My next round of birth control pills is in the post. Less than four hours after signing up for a subscription to the pill through Kin, I shared a couple of online messages with a doctor, received my prescription, and was told the three-month supply was being despatched.
Thank you Kin!
But seriously, this isn’t an advertisement for the Kin.
Rather, I’m using it as an example of how when you invest in women, you also provide actually useful services for women. In this case, you invest in removing some of the hurdles that get in the way of women being able to take back control of their own health.
Even better, you invest in a business with a set market and need, and therefore one that’s likely to offer a great return for your dollars.
Kin is just one example of a great startup in the women’s health space. It was founded by Nicole Liu who left her job at management consulting firm McKinsey & Company at age 25 to create an online medical support network specializing in fertility. She made the move following her own experiences being misdiagnosed with Polycystic Ovary Syndrome — including being told she might be infertile — and finding that she struggled to find good answers to the questions she had about fertility.
Kin is an example of a business that is making women’s lives better, by making things simpler and more streamlined.
There’s also Ovira, founded by Alice Williams, which has created a small electrotherapy device that helps to ease period pain.
Her business raised $1.5 million from Blackbird Ventures last year,
Alice got the idea for the device following her own experience with period symptoms that included blacking out and vomiting. She was later diagnosed with endometriosis and she tried everything to ease the painful periods, but it was only electrotherapy that helped. Thus the idea for the egg-shaped device came about. Electrotherapy is not a new technology, but using it via such a small and low-cost device (with a long-lasting battery) designed for women to use discreetly, is groundbreaking.
And there’s also Rhian Allen’s business, The Healthy Mummy, which she founded while six months pregnant with her first job, selling her house in the process in order to create a weight-loss company for new mothers.
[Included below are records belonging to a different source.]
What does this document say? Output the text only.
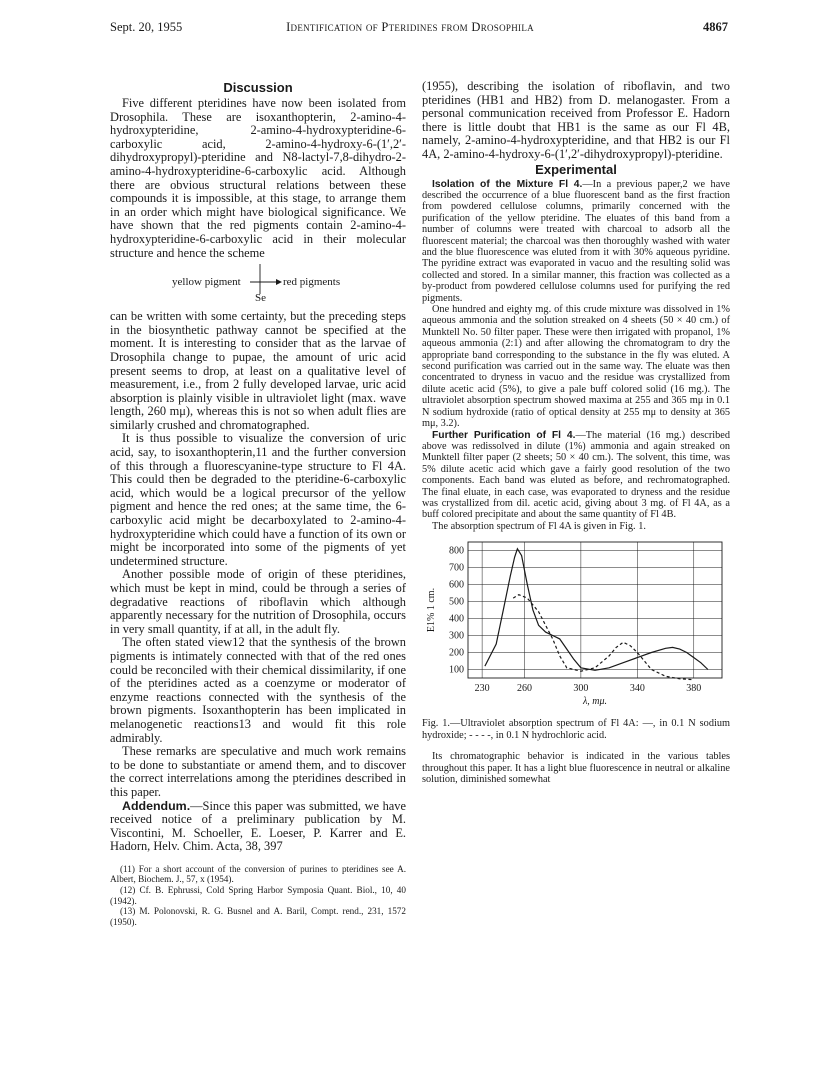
Sept. 20, 1955	Identification of Pteridines from Drosophila	4867
Discussion

Five different pteridines have now been isolated from Drosophila. These are isoxanthopterin, 2-amino-4-hydroxypteridine, 2-amino-4-hydroxypteridine-6-carboxylic acid, 2-amino-4-hydroxy-6-(1′,2′-dihydroxypropyl)-pteridine and N8-lactyl-7,8-dihydro-2-amino-4-hydroxypteridine-6-carboxylic acid. Although there are obvious structural relations between these compounds it is impossible, at this stage, to arrange them in an order which might have biological significance. We have shown that the red pigments contain 2-amino-4-hydroxypteridine-6-carboxylic acid in their molecular structure and hence the scheme

yellow pigment	red pigments
Se

can be written with some certainty, but the preceding steps in the biosynthetic pathway cannot be specified at the moment. It is interesting to consider that as the larvae of Drosophila change to pupae, the amount of uric acid present seems to drop, at least on a qualitative level of measurement, i.e., from 2 fully developed larvae, uric acid absorption is plainly visible in ultraviolet light (max. wave length, 260 mμ), whereas this is not so when adult flies are similarly crushed and chromatographed.

It is thus possible to visualize the conversion of uric acid, say, to isoxanthopterin,11 and the further conversion of this through a fluorescyanine-type structure to Fl 4A. This could then be degraded to the pteridine-6-carboxylic acid, which would be a logical precursor of the yellow pigment and hence the red ones; at the same time, the 6-carboxylic acid might be decarboxylated to 2-amino-4-hydroxypteridine which could have a function of its own or might be incorporated into some of the pigments of yet undetermined structure.

Another possible mode of origin of these pteridines, which must be kept in mind, could be through a series of degradative reactions of riboflavin which although apparently necessary for the nutrition of Drosophila, occurs in very small quantity, if at all, in the adult fly.

The often stated view12 that the synthesis of the brown pigments is intimately connected with that of the red ones could be reconciled with their chemical dissimilarity, if one of the pteridines acted as a coenzyme or moderator of enzyme reactions connected with the synthesis of the brown pigments. Isoxanthopterin has been implicated in melanogenetic reactions13 and would fit this role admirably.

These remarks are speculative and much work remains to be done to substantiate or amend them, and to discover the correct interrelations among the pteridines described in this paper.

Addendum.—Since this paper was submitted, we have received notice of a preliminary publication by M. Viscontini, M. Schoeller, E. Loeser, P. Karrer and E. Hadorn, Helv. Chim. Acta, 38, 397

(11) For a short account of the conversion of purines to pteridines see A. Albert, Biochem. J., 57, x (1954).

(12) Cf. B. Ephrussi, Cold Spring Harbor Symposia Quant. Biol., 10, 40 (1942).

(13) M. Polonovski, R. G. Busnel and A. Baril, Compt. rend., 231, 1572 (1950).

(1955), describing the isolation of riboflavin, and two pteridines (HB1 and HB2) from D. melanogaster. From a personal communication received from Professor E. Hadorn there is little doubt that HB1 is the same as our Fl 4B, namely, 2-amino-4-hydroxypteridine, and that HB2 is our Fl 4A, 2-amino-4-hydroxy-6-(1′,2′-dihydroxypropyl)-pteridine.

Experimental

Isolation of the Mixture Fl 4.—In a previous paper,2 we have described the occurrence of a blue fluorescent band as the first fraction from powdered cellulose columns, primarily concerned with the purification of the yellow pteridine. The eluates of this band from a number of columns were treated with charcoal to adsorb all the fluorescent material; the charcoal was then thoroughly washed with water and the blue fluorescence was eluted from it with 30% aqueous pyridine. The pyridine extract was evaporated in vacuo and the resulting solid was collected and stored. In a similar manner, this fraction was collected as a by-product from powdered cellulose columns used for purifying the red pigments.

One hundred and eighty mg. of this crude mixture was dissolved in 1% aqueous ammonia and the solution streaked on 4 sheets (50 × 40 cm.) of Munktell No. 50 filter paper. These were then irrigated with propanol, 1% aqueous ammonia (2:1) and after allowing the chromatogram to dry the appropriate band corresponding to the substance in the fly was eluted. A second purification was carried out in the same way. The eluate was then concentrated to dryness in vacuo and the residue was crystallized from dilute acetic acid (5%), to give a pale buff colored solid (16 mg.). The ultraviolet absorption spectrum showed maxima at 255 and 365 mμ in 0.1 N sodium hydroxide (ratio of optical density at 255 mμ to density at 365 mμ, 3.2).

Further Purification of Fl 4.—The material (16 mg.) described above was redissolved in dilute (1%) ammonia and again streaked on Munktell filter paper (2 sheets; 50 × 40 cm.). The solvent, this time, was 5% dilute acetic acid which gave a fairly good resolution of the two components. Each band was eluted as before, and rechromatographed. The final eluate, in each case, was evaporated to dryness and the residue was crystallized from dil. acetic acid, giving about 3 mg. of Fl 4A, as a buff colored precipitate and about the same quantity of Fl 4B.

The absorption spectrum of Fl 4A is given in Fig. 1.

100
200
300
400
500
600
700
800
230	260	300	340	380
λ, mμ.
E1% 1 cm.
Fig. 1.—Ultraviolet absorption spectrum of Fl 4A: —, in 0.1 N sodium hydroxide; - - - -, in 0.1 N hydrochloric acid.

Its chromatographic behavior is indicated in the various tables throughout this paper. It has a light blue fluorescence in neutral or alkaline solution, diminished somewhat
Seven years later, the business secured the backing of equity firm Whiteoak after it acquired a 50% stake in 2017 (enabling Rhian to buy a new house). In 2021, The Healthy Mummy continues to thrive and grow, now selling and distributing multiple products, publishing recipes and fitness videos across a comprehensive app, and cultivating a highly engaged and passionate community of women across social media who share their success stories and support each other.
What’s so different about Healthy Mummy in the saturated nutritional/fitness space? Its key differentiator is that it has emphasized investing in its community across social media — an investment that has paid off, with The Healthy Mummy now boasting a series of incredibly engaged Facebook groups, including 235,000 active users in its key Australian group alone. Rhian has especially focused on ensuring the community stays positive, working with 100 moderators in Australia and across the world to support those participating in these groups, answering questions, offering help and removing content where needed. She doesn’t rely on celebrities or any single influencer in the fitness space, preferring to share stories of women direct from their community.
Another woman filling a void in the women’s health space is Dr Talat Uppal, who I wrote about in 2020 after visiting her new business Women’s Health Road, a fresh kind of health practice that brings multiple commonplace women’s health needs under the one room. That gives you a “streamlined journey” on being supported through your health — and also means you’re not driving or getting public transport around town in order to get what you need for different services (which is especially handy when you’re nine months pregnant!)
We’ve seen and consistently reported on the various research papers that find women-led businesses generate more ROI than those startups created by their male counterparts.
Investors, stop chasing unicorns and start partnering with businesses that make women’s lives easier — businesses that create compelling product and service offerings that women actually want to use, and therefore generate great returns for their investors.